S’impicca in un parco a Torino: “L’azienda non mi paga”

Auto pattuglia dei carabinieri.
Auto pattuglia dei Carabinieri

TORINO. – Non riceveva lo stipendio da un anno, nonostante ogni giorno si recasse a lavorare come carpentiere. Aveva provato a farlo presente al suo capo, un albanese che a Torino gestisce un’impresa edile, ma in risposta aveva ricevuto solo minacce e ricatti. “Ti do i soldi e poi ti licenzio, così la smetti di discutere”, parole dure, che non sembravano lasciare speranza. Per questo Ivan Simion, 53 anni, ieri si è tolto la vita. Si è impiccato a un albero nel parco di Stupinigi, alle porte di Torino.

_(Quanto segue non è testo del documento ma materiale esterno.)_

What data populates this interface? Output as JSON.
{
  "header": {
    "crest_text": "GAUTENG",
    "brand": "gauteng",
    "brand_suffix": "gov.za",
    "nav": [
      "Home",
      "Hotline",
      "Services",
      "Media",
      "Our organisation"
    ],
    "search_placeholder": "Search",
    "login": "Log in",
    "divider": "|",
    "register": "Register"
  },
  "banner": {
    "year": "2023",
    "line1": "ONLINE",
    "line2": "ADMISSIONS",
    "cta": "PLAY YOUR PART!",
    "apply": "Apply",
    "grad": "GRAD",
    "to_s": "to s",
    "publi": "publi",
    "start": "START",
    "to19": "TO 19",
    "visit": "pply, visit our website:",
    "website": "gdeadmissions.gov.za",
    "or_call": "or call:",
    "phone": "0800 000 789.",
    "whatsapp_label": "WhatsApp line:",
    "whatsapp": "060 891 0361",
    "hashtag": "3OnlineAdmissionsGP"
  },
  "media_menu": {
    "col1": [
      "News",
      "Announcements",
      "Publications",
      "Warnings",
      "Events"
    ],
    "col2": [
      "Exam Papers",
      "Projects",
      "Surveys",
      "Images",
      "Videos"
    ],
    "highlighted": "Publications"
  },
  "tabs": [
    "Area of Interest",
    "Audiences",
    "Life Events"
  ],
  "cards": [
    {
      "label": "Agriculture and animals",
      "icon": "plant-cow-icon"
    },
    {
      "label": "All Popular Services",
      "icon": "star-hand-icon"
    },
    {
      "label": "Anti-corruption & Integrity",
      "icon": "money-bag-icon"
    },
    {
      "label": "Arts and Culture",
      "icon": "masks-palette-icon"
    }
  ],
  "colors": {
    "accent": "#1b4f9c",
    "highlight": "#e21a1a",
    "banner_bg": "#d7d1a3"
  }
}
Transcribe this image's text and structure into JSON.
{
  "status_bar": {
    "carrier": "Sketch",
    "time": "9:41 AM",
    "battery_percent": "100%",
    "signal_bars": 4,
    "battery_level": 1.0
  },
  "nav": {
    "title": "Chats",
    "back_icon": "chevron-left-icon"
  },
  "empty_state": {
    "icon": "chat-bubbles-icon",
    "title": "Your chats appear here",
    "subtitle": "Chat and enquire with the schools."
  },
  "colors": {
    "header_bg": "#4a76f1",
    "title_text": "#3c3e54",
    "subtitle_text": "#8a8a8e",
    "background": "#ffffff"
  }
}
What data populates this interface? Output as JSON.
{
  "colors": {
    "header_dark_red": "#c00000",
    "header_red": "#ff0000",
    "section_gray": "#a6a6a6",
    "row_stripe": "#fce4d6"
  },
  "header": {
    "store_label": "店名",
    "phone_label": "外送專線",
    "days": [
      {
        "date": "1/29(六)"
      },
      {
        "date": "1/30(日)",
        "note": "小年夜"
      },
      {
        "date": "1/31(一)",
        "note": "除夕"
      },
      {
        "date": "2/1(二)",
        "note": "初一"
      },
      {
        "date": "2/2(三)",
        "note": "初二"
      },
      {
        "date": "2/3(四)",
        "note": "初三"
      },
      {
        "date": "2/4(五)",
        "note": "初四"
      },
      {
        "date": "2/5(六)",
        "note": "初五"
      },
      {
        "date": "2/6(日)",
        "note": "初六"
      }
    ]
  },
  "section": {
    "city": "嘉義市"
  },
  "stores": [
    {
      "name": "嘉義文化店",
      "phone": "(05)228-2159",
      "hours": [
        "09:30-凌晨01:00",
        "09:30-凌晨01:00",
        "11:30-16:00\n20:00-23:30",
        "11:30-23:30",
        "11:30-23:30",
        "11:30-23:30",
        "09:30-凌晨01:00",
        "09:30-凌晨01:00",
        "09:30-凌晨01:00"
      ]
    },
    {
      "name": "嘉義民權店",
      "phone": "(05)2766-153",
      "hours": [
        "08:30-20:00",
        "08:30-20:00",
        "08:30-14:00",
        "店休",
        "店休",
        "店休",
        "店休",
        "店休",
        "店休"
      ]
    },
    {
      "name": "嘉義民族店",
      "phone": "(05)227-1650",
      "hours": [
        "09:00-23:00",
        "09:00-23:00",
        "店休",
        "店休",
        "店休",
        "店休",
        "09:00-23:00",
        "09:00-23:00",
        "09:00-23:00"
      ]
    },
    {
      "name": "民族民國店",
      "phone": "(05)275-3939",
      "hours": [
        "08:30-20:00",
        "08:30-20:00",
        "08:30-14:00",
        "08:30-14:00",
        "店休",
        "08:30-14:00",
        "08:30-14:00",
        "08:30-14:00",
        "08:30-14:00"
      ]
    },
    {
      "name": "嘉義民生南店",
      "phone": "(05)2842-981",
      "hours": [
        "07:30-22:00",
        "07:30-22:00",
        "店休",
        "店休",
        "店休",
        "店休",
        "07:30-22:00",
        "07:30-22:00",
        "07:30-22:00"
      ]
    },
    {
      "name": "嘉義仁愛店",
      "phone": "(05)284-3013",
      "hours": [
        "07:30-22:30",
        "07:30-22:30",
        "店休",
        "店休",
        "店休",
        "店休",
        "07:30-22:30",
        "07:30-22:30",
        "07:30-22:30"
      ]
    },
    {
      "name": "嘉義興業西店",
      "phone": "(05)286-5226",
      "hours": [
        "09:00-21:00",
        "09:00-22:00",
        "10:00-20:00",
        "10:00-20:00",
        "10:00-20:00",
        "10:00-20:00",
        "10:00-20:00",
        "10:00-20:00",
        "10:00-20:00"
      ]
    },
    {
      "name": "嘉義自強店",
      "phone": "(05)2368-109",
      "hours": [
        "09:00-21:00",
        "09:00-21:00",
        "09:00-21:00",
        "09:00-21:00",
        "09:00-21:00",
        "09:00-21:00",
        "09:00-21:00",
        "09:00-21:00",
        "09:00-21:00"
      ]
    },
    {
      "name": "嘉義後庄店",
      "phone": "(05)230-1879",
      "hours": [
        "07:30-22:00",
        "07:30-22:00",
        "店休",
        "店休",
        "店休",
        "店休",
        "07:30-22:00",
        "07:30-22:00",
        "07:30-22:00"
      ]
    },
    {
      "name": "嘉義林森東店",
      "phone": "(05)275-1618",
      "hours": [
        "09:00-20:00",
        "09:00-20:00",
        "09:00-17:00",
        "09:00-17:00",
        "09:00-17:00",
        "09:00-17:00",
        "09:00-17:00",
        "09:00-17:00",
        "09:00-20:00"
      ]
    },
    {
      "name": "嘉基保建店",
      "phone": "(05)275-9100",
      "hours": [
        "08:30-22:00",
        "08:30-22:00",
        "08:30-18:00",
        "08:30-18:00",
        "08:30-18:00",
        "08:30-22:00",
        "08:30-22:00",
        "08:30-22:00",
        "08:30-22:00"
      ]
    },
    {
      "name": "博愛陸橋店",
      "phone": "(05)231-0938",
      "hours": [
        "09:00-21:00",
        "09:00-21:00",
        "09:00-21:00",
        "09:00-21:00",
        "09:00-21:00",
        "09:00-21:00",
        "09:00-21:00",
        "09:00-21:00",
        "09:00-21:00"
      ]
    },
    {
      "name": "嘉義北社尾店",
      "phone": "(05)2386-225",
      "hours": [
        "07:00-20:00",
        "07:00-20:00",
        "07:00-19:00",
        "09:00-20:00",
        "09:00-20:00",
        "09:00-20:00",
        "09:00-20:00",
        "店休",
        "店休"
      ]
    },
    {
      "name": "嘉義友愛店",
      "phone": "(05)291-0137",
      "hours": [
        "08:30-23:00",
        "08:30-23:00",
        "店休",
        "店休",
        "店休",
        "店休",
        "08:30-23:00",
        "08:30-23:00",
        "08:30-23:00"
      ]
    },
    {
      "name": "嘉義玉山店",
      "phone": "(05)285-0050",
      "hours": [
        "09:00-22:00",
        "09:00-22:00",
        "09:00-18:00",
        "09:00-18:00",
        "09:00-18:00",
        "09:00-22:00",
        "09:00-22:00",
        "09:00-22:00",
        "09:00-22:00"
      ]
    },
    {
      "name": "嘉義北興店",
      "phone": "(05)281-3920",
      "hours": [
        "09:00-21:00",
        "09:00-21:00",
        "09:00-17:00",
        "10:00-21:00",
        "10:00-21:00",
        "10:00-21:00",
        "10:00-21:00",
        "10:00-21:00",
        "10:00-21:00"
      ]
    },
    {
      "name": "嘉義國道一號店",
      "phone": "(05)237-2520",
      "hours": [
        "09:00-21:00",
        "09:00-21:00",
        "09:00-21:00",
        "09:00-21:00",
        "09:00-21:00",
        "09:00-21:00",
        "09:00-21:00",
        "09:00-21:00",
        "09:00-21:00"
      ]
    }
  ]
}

Arrivava dalla Romania e, insieme alla sua famiglia, era in Italia da una decina d’anni. Nell’ultimo periodo, però, le cose non andavano bene. Lo stress e la depressione. I problemi economici e l’epatite C, malattia che lo indeboliva molto: lui, ad andare avanti, non ce la faceva più. Dopo pranzo, a bordo della sua Fiat Panda, ha accompagnato la moglie dalla signora da cui faceva le pulizie.

“Ti passo a prendere dopo”, le ha detto, come se nulla fosse, come se non avesse intenzione di ammazzarsi. Poi, però, si è recato al parco e non è più tornato indietro. La donna, preoccupata, ha provato a chiamarlo al cellulare. A cercarlo. Poi ha contattato i carabinieri di Orbassano. L’uomo in casa, ha lasciato un biglietto “Perdonami…addio”.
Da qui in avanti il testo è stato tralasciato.